Vermächtnis ist kein Begriff für den Abgesang. Er ist eine Frage, die man stellen sollte, lange bevor es so weit ist – weil sie schärft, was wirklich zählt.
Organisationen, die gerade unter Druck stehen, haben oft keinen Raum für diese Frage. Das Tagesgeschäft frisst alles. Und doch: Gerade in Zeiten der Unsicherheit kann die Frage nach dem, was bleiben soll, eine erstaunliche Kraft entfalten – weil sie den Blick vom Verlust weg und auf das Wesentliche lenkt.
Zwischenraum
Vieles ist gerade nicht mehr, wie es war. Manches hat noch nicht begonnen. Wir stehen dazwischen – zwischen dem, was nicht mehr trägt, und dem, was noch nicht da ist.

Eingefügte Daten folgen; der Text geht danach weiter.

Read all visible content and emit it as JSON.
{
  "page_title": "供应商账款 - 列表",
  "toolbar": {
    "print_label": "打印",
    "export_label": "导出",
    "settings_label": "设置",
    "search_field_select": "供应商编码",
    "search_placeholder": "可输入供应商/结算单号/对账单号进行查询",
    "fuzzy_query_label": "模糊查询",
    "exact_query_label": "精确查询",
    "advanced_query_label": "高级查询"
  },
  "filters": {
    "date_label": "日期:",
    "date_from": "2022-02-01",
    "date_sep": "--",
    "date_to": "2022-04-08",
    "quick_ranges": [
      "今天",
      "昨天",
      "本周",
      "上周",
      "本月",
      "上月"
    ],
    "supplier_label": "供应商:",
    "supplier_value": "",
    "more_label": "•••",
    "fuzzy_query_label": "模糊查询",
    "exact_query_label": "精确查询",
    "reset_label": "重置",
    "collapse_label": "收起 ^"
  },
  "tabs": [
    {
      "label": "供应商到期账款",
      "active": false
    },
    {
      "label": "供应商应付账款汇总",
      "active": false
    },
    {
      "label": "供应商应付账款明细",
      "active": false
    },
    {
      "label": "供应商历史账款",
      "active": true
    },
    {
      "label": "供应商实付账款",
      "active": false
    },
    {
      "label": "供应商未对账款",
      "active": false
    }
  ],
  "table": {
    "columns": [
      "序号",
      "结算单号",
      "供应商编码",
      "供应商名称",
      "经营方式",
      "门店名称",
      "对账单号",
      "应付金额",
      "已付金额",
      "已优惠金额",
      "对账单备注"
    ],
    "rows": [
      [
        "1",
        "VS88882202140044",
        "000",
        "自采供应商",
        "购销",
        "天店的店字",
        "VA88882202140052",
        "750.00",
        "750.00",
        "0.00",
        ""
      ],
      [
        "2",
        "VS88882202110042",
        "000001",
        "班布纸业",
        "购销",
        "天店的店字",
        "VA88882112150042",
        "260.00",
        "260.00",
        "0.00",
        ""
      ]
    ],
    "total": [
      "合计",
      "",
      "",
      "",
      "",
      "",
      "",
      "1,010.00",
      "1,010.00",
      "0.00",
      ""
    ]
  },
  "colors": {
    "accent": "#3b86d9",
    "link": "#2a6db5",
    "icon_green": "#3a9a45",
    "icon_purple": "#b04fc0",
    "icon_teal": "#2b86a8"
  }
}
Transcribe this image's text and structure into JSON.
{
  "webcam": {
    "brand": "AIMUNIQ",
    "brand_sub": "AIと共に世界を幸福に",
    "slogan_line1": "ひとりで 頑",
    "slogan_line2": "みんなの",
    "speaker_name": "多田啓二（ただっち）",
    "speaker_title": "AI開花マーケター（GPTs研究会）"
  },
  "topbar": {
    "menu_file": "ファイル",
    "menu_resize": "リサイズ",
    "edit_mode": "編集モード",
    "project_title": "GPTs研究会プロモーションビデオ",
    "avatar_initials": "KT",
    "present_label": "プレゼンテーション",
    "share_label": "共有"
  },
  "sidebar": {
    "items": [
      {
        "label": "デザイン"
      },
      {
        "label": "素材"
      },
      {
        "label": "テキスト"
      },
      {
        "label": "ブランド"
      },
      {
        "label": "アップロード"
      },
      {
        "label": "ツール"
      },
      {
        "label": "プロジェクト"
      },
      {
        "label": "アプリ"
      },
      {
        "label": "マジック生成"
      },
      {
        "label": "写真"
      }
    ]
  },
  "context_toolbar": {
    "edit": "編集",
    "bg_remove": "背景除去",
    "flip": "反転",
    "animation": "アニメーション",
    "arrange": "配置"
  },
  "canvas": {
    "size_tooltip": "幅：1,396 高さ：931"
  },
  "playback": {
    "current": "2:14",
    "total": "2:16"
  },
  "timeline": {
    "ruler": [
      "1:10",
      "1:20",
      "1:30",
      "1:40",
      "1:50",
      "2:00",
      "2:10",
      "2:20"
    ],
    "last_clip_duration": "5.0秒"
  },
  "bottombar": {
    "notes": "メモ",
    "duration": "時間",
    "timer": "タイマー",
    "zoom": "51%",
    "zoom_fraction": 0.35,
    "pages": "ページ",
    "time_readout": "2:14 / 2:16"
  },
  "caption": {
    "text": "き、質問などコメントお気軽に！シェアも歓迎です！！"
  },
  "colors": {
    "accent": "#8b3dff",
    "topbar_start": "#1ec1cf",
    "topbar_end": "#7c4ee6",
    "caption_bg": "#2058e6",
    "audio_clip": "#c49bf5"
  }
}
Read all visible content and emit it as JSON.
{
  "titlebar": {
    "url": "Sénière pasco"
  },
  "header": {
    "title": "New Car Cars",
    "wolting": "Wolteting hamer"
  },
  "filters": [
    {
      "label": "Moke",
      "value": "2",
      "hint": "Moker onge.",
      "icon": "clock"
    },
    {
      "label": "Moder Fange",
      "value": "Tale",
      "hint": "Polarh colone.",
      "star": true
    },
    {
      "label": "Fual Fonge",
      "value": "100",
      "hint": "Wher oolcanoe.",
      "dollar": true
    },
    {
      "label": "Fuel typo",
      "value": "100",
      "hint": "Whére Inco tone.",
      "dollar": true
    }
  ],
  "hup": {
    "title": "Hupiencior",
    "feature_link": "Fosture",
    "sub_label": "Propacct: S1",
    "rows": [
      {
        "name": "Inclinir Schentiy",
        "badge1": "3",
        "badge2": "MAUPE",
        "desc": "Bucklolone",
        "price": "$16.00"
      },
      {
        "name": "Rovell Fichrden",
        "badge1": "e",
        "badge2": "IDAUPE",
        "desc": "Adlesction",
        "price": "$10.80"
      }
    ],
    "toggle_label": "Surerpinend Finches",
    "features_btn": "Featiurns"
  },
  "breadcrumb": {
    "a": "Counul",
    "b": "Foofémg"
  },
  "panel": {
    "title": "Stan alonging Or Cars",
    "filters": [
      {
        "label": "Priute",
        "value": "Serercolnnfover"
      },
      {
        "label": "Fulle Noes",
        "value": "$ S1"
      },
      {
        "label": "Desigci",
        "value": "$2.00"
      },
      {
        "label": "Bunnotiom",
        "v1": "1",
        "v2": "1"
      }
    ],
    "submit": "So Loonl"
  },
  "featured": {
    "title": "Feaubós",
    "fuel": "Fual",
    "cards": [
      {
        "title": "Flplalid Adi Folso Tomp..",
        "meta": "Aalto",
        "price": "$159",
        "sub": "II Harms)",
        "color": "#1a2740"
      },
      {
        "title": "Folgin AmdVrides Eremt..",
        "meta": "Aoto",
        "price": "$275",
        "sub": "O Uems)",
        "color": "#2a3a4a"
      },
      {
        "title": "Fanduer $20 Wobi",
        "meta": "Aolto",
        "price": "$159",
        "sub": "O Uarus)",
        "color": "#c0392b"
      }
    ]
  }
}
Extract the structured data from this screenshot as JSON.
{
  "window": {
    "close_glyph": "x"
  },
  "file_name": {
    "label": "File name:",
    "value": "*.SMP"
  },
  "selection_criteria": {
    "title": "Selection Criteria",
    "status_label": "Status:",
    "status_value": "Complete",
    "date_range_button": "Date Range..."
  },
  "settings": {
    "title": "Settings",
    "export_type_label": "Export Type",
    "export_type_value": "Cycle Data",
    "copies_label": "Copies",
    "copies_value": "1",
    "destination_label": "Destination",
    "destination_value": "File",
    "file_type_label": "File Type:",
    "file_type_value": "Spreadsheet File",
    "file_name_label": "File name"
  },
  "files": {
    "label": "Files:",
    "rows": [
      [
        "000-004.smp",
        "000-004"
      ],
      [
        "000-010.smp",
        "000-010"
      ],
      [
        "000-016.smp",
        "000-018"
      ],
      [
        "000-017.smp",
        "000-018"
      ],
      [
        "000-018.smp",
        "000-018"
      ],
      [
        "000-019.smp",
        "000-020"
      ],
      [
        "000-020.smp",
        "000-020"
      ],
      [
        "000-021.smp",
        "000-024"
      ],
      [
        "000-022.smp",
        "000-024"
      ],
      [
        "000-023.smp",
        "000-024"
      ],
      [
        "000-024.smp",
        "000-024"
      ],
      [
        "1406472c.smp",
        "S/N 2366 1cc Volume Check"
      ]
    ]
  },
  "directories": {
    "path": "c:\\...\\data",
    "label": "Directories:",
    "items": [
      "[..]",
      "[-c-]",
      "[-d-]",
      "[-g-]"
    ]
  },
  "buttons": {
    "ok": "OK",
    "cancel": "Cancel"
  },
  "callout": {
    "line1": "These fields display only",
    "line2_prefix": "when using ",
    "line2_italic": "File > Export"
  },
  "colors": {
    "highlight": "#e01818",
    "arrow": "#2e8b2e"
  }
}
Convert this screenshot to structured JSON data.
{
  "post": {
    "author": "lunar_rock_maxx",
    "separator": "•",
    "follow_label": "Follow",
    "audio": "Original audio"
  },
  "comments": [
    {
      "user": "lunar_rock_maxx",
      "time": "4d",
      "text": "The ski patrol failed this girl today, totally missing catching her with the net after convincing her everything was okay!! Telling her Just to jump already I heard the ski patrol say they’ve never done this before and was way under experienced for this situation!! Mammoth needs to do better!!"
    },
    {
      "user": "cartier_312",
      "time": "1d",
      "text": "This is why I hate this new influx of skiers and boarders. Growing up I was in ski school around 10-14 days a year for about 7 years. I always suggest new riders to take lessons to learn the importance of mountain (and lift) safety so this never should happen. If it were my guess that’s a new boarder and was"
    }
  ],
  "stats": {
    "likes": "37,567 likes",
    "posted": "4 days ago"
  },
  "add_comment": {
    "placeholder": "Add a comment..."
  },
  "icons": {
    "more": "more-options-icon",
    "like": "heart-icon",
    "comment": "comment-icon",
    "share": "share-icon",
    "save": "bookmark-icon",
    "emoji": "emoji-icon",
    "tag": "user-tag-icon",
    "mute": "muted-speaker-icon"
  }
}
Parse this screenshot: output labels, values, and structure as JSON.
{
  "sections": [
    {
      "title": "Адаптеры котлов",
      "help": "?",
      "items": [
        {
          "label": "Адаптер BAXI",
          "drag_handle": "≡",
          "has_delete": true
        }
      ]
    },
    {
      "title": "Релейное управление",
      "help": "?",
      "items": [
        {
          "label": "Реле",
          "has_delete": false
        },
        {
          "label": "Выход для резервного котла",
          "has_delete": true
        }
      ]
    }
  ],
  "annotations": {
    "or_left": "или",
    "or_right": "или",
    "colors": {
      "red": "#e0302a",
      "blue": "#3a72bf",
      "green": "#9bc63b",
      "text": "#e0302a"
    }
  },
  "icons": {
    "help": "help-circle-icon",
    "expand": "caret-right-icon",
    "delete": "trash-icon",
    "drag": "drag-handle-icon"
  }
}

Zwischenräume sind unbequem. Man möchte schnell hindurch, am liebsten ohne hinzusehen. Aber Zwischenräume sind auch Orte der Möglichkeit, wenn wir sie nicht nur durchqueren, sondern in ihnen verweilen. Wenn wir uns fragen, was noch nicht zu Ende ist, woran wir festhalten dürfen. Und was noch nicht angefangen hat, wonach wir greifen können.
Der Salon "Zwischenraum" ist ein Versuch, diesen Raum gemeinsam zu gestalten – nicht zu überspringen. Drei Abende, drei Fragen, ein offenes Gespräch. Für Menschen, die mitten im Zwischenraum stehen und trotzdem weitermachen.